Debating the Pregnancy Diet

Is the new fad a great way to lose weight or a dangerous starvation diet?
JON REINFURT; ISTOCK

Tammy Settles is half her old self. “I was 355 pounds,” the fifty-year-old says. “I was a big girl but when I started the diet I was dropping up to two pounds a day.” The diet Settles swears by is the controversial and costly (usually about $1,000) hCG diet, which is quickly gaining popularity.

The idea is simple: hCG, otherwise known as human chorionic gonadotrophin, is a hormone produced naturally in pregnant women. Patients inject themselves with shots of hCG for forty continuous days. Advocates say the shots work by metabolizing the body’s stored fat to supplement a meager 500-calorie-per-day intake. After the forty days, if patients haven’t lost all the weight they want, they’re required to take six weeks off the diet and can start again after that. Once patients reach their target weight, they simply have to incorporate healthful eating habits and exercise to maintain the weight.

Settles admits it sounds crazy, but says, “When you’re on the hCG, you’re not hungry. I thought, ‘Oh my God, I’m gonna starve to death!’ But it wasn’t difficult.”

Settles is a patient at REVITA Anti-Aging Center in Ballantyne, the only place in Charlotte offering the injections. Don Nicholas, the clinic’s CEO and wellness director, says REVITA gets patients from across the region. REVITA has seen a 700 percent increase in the number of patients this year over last.

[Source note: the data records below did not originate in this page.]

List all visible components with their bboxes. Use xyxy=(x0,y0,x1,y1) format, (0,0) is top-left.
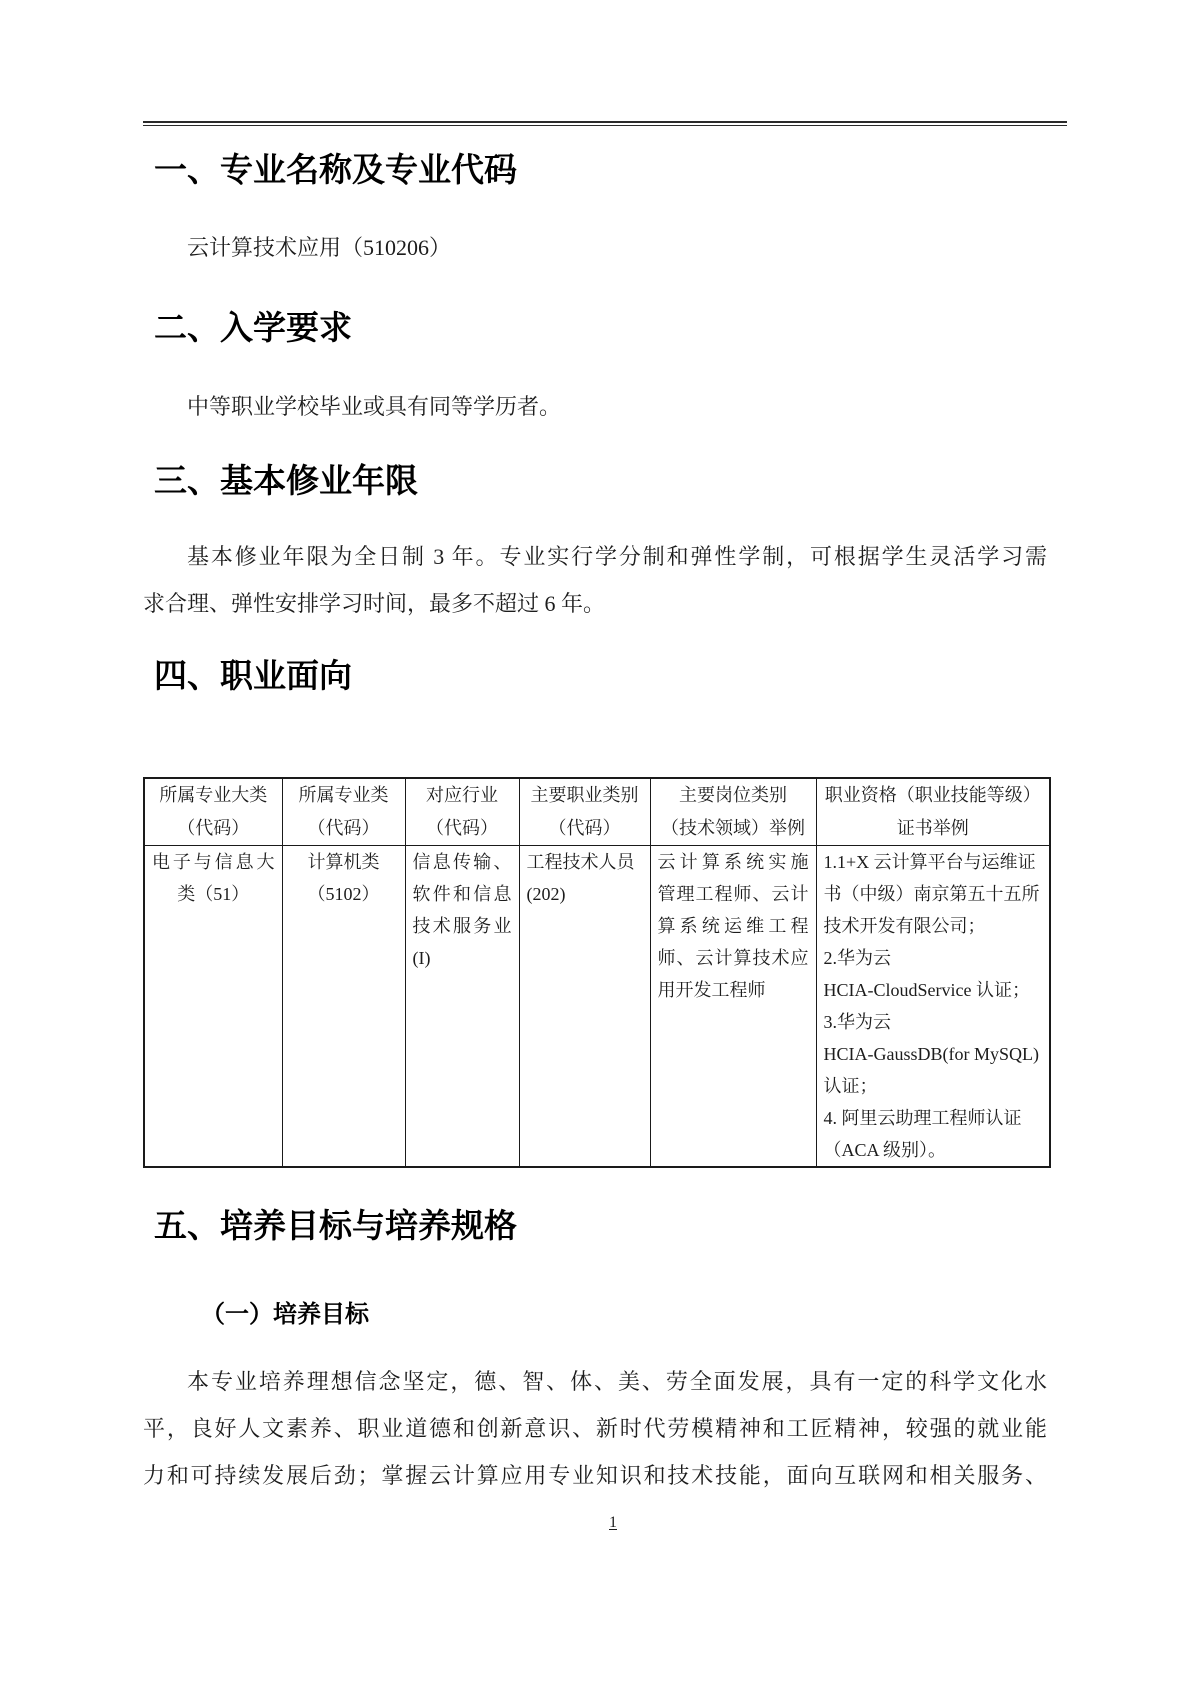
text-line: 基本修业年限为全日制 3 年。专业实行学分制和弹性学制，可根据学生灵活学习需 xyxy=(143,533,1047,580)
text-line: 管理工程师、云计 xyxy=(658,878,809,910)
section-3-paragraph: 基本修业年限为全日制 3 年。专业实行学分制和弹性学制，可根据学生灵活学习需求合… xyxy=(143,533,1047,627)
header-text-line: 主要职业类别 xyxy=(527,779,643,812)
header-text-line: 主要岗位类别 xyxy=(658,779,809,812)
header-cell-category: 所属专业类 （代码） xyxy=(282,778,405,846)
table-body: 电子与信息大类（51） 计算机类（5102） 信息传输、软件和信息技术服务业(I… xyxy=(144,846,1050,1168)
header-text-line: 所属专业类 xyxy=(290,779,398,812)
cell-major-category: 电子与信息大类（51） xyxy=(144,846,282,1168)
cell-certificates: 1.1+X 云计算平台与运维证书（中级）南京第五十五所技术开发有限公司；2.华为… xyxy=(816,846,1050,1168)
text-line: 2.华为云 xyxy=(824,942,1043,974)
text-line: 3.华为云 xyxy=(824,1006,1043,1038)
header-text-line: 所属专业大类 xyxy=(152,779,275,812)
text-line: 用开发工程师 xyxy=(658,974,809,1006)
text-line: 技术开发有限公司； xyxy=(824,910,1043,942)
section-2-body: 中等职业学校毕业或具有同等学历者。 xyxy=(187,395,1047,419)
header-cell-industry: 对应行业 （代码） xyxy=(405,778,519,846)
header-rule xyxy=(143,121,1067,126)
text-line: 本专业培养理想信念坚定，德、智、体、美、劳全面发展，具有一定的科学文化水 xyxy=(143,1358,1047,1405)
text-line: 1.1+X 云计算平台与运维证 xyxy=(824,846,1043,878)
header-text-line: （代码） xyxy=(290,812,398,845)
header-text-line: （代码） xyxy=(527,812,643,845)
section-2-heading: 二、入学要求 xyxy=(143,310,1047,346)
page-number-value: 1 xyxy=(609,1514,617,1531)
header-cell-major-category: 所属专业大类 （代码） xyxy=(144,778,282,846)
text-line: 书（中级）南京第五十五所 xyxy=(824,878,1043,910)
text-line: 软件和信息 xyxy=(413,878,512,910)
header-text-line: 证书举例 xyxy=(824,812,1043,845)
text-line: HCIA-CloudService 认证； xyxy=(824,974,1043,1006)
text-line: 师、云计算技术应 xyxy=(658,942,809,974)
table-row: 电子与信息大类（51） 计算机类（5102） 信息传输、软件和信息技术服务业(I… xyxy=(144,846,1050,1168)
table-header-row: 所属专业大类 （代码） 所属专业类 （代码） 对应行业 （代码） 主要职业类别 … xyxy=(144,778,1050,846)
section-1-heading: 一、专业名称及专业代码 xyxy=(143,152,1047,188)
text-line: HCIA-GaussDB(for MySQL) xyxy=(824,1038,1043,1070)
header-cell-job-examples: 主要岗位类别 （技术领域）举例 xyxy=(650,778,816,846)
header-text-line: （技术领域）举例 xyxy=(658,812,809,845)
text-line: 计算机类 xyxy=(290,846,398,878)
text-line: (202) xyxy=(527,878,643,910)
header-text-line: （代码） xyxy=(152,812,275,845)
document-page: 一、专业名称及专业代码 云计算技术应用（510206） 二、入学要求 中等职业学… xyxy=(0,0,1191,1684)
header-cell-occupation-class: 主要职业类别 （代码） xyxy=(519,778,650,846)
text-line: 技术服务业 xyxy=(413,910,512,942)
header-text-line: 对应行业 xyxy=(413,779,512,812)
section-3-heading: 三、基本修业年限 xyxy=(143,463,1047,499)
text-line: （ACA 级别）。 xyxy=(824,1134,1043,1166)
section-4-heading: 四、职业面向 xyxy=(143,658,1047,694)
cell-occupation-class: 工程技术人员(202) xyxy=(519,846,650,1168)
text-line: 电子与信息大 xyxy=(152,846,275,878)
header-cell-certificates: 职业资格（职业技能等级） 证书举例 xyxy=(816,778,1050,846)
section-5-sub-heading: （一）培养目标 xyxy=(201,1301,1047,1329)
text-line: 平，良好人文素养、职业道德和创新意识、新时代劳模精神和工匠精神，较强的就业能 xyxy=(143,1405,1047,1452)
text-line: 求合理、弹性安排学习时间，最多不超过 6 年。 xyxy=(143,580,1047,627)
table-header: 所属专业大类 （代码） 所属专业类 （代码） 对应行业 （代码） 主要职业类别 … xyxy=(144,778,1050,846)
text-line: 算系统运维工程 xyxy=(658,910,809,942)
section-5-heading: 五、培养目标与培养规格 xyxy=(143,1208,1047,1244)
text-line: 类（51） xyxy=(152,878,275,910)
text-line: (I) xyxy=(413,942,512,974)
cell-category: 计算机类（5102） xyxy=(282,846,405,1168)
text-line: （5102） xyxy=(290,878,398,910)
page-number: 1 xyxy=(179,1513,1047,1533)
cell-job-examples: 云计算系统实施管理工程师、云计算系统运维工程师、云计算技术应用开发工程师 xyxy=(650,846,816,1168)
text-line: 云计算系统实施 xyxy=(658,846,809,878)
text-line: 认证； xyxy=(824,1070,1043,1102)
text-line: 力和可持续发展后劲；掌握云计算应用专业知识和技术技能，面向互联网和相关服务、 xyxy=(143,1452,1047,1499)
header-text-line: （代码） xyxy=(413,812,512,845)
text-line: 工程技术人员 xyxy=(527,846,643,878)
header-text-line: 职业资格（职业技能等级） xyxy=(824,779,1043,812)
page-content: 一、专业名称及专业代码 云计算技术应用（510206） 二、入学要求 中等职业学… xyxy=(0,121,1191,1533)
text-line: 信息传输、 xyxy=(413,846,512,878)
section-1-body: 云计算技术应用（510206） xyxy=(187,236,1047,260)
section-5-paragraph: 本专业培养理想信念坚定，德、智、体、美、劳全面发展，具有一定的科学文化水平，良好… xyxy=(143,1358,1047,1499)
text-line: 4. 阿里云助理工程师认证 xyxy=(824,1102,1043,1134)
cell-industry: 信息传输、软件和信息技术服务业(I) xyxy=(405,846,519,1168)
career-orientation-table: 所属专业大类 （代码） 所属专业类 （代码） 对应行业 （代码） 主要职业类别 … xyxy=(143,777,1051,1168)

Some experts say the diet is dangerous. The American Society of Bariatric Physicians, which reported a surge in hCG’s popularity last year, also took a formal position against it, stating that it was not effective and didn’t provide sufficient protein. Dr. Thomas Barringer, the co-medical director at Presbyterian Novant Heart & Wellness, agrees and says there’s no reason to believe the diet works other than through drastic calorie reduction, which some say amounts to a starvation diet. “We don’t know much about the safety of using this drug in people for weight loss,” he says. “There are very few good short-term studies and no long-term outcome studies. There are reports of thrombosis [blood clotting], and side effects like depression, anxiety, headaches.”

Settles insists the only side effects she’s experienced are good ones. “Through my forties I walked with a cane, sometimes two,” she says. “Now I don’t need a cane at all.”